Little glossy military show and few public ceremonies commemorated the end of a struggle that swayed from the gates of Moscow to the skies of London, and from the Arctic Circle to the Sahara Desert.
Everybody wanted to forget the war. It was a big enough job just trying to live.
Late on May 8, 1945, Field Marshal Wilhelm Keitel, German chief of staff, signed his armies into oblivion in the Berlin headquarters of Soviet Marshal George K. Zhukov before a delegation of American, British, French and Russian military leaders.
The next day Grand Adm. Karl Doenitz issued the final German communique. It told every soldier to lay aside his weapons proud and erect, and “set to work in these gravest hours in our history with courage and confidence to safeguard the undying life of our people.”
Today, Keitel and Doenitz stood on trial as war criminals before the Allied tribunal at Nuernberg.
No ceremonies were held in Berlin today, but tomorrow a few hundred French, Russian, British and American soldiers will march through the streets as a slight reminder to the Germans. May 9 was chosen for the Berlin observance because the capitulation document became effective at one minute past midnight on the 8th.
Gen. Joseph T. McNarney, American commander in Europe, sent an anniversary message to his occupation troops stating that three negative objectives of the occupation – demilitarization, denazification and deindustrialization – were nearly complete.
McNarney said the American occupation still had before it the essential tasks of re-education of the Germans, restoration of self-government to the German people and recreation of the German economy.

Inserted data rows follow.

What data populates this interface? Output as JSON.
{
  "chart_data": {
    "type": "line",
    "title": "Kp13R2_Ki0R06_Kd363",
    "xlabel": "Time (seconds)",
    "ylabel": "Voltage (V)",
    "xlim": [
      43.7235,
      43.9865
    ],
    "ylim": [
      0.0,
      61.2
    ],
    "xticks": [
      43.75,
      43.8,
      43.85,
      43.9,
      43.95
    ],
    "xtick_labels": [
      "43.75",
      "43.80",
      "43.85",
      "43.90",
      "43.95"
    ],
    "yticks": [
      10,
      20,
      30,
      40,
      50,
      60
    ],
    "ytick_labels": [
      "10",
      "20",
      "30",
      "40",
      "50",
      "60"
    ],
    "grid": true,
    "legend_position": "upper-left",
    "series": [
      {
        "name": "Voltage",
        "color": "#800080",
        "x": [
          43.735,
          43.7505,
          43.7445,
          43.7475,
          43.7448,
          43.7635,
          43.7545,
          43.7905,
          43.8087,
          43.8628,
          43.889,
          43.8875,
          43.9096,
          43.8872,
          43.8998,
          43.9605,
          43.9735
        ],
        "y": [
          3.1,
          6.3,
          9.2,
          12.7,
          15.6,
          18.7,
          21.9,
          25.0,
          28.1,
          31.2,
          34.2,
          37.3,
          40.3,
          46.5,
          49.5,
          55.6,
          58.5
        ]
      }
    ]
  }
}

“All of these are necessary if Germany is not to again become a festering sore continually threatening the peace of Europe and the world,” the general said.
In Italy, the day was a holiday. Allied troops put on a military show at the Caserta headquarters and brought German prisoners of war to watch it.
At the red brick technical college in Reims, France, 1,200 French students went about their classroom business on the spot where the first, and basic, German surrender was signed at 2:41 a.m. on May 7. The prosaic building then was the SHAEF headquarters of Gen. Dwight Eisenhower.
Mayor Michel Sicre said Reims couldn’t take a holiday, because every day was needed to rebuild France.
The table on which the Reims surrender was signed stands as an unpretentious shrine. A few visitors came to read the name plates on it, recalling those who participated. Two keys to the SHAEF war room, now gold plated, were displayed in a glass case.
Maps depicting the final battle lines hang on the wall. Beside them is a casualty chart showing that the Western Allies lost 122,072 dead and 661,900 wounded in the Western Front campaign.
In the forest of Compiegne, where the victorious Allies signed the end of the first great war to end war, French peasants gathered wood in an empty clearing.
No visitors could pay homage in the railway car where the Germans of 1918 surrendered, and which Adolf Hitler later hauled to Germany as Nazi booty. It has vanished, apparently blown to bits by Allied bombs.